Question:
Edwards and Eberhardt (1967) conducted a live-trapping study on a confined population of known size. In their study, wild cottontail rabbits were penned in a 4-acre rabbit-proof enclosure. Live trapping was conducted for 18 consecutive nights. Recorded capture frequencies were as follows: 43 rabbits were caught at exactly 1 night, 16 rabbits at 2 nights, 8 at 3 nights, 6 at four nights, 2 at 6 nights and 1 rabbit was caught at 7 nights. In other words, we have observations from $X_1, · · · X_m$ count variables of m = 76 different, caught rabbits. So, in this sample, 43 of the $x_1, · · · , x_m$ were ones, 16 twos, etc. Every count can take a maximum of T = 18 captures. The number of of zero counts, i.e. the number of rabbits that were not caught, is unobserved. We denote this additional sample as $X_{m+1}, · · · , X_n$. Assuming independence of trapping occasions and homogeneity of capture probability θ at each occasion each $X_i$ would follow a binomial distribution. We assume here that a Poisson approximation is justified. That is:
$P(X_i = x) = \frac{\exp(−θT)(θt)^x}{x!}$ where i = 1, · · · , n.

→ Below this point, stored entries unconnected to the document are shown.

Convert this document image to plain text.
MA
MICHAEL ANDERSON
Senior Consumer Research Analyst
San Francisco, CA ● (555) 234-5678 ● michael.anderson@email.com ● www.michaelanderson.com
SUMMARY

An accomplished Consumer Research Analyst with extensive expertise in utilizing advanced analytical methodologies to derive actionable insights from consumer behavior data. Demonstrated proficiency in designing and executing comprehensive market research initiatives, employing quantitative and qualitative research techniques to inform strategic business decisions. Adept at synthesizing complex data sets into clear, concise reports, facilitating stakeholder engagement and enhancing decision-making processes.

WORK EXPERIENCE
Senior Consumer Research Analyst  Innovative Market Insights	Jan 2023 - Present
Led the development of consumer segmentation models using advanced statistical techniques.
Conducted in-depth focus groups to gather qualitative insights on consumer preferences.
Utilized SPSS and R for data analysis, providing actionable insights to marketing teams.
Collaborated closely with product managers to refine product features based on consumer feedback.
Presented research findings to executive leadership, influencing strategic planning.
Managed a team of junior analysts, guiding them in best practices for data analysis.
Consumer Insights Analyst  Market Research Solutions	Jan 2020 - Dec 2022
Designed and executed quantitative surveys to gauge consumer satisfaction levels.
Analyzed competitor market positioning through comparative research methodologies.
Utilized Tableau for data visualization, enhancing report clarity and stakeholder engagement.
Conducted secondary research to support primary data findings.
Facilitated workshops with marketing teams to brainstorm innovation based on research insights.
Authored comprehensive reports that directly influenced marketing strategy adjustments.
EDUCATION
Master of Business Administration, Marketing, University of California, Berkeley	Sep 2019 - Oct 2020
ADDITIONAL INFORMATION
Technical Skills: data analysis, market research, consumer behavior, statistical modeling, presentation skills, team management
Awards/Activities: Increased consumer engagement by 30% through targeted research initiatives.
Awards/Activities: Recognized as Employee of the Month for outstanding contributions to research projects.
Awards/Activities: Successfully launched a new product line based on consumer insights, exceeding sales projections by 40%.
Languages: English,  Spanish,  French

Note that the observed sample is zero-truncated so that the observed sample can be considered as arising from the zero-truncated Poisson density:
$$\exp(−θT)(θT)^x \over (1 − \exp(−θT))x!$$ for $i = 1, · · · , m$, $\;θ ∈ (0, 1)$ and $x ∈ \{0, 1, · · · , T\}$.
Determine the log-likelihood function for the observed sample.
My solution:
I have already attempted this and got: $\sum_{i=1}^m n_i\log\frac{\exp(−θT)(θT)^x}{x!}\frac{1}{1 − \exp(−θT)}$
Is this correct? If not, what should I have got? What have I done wrong?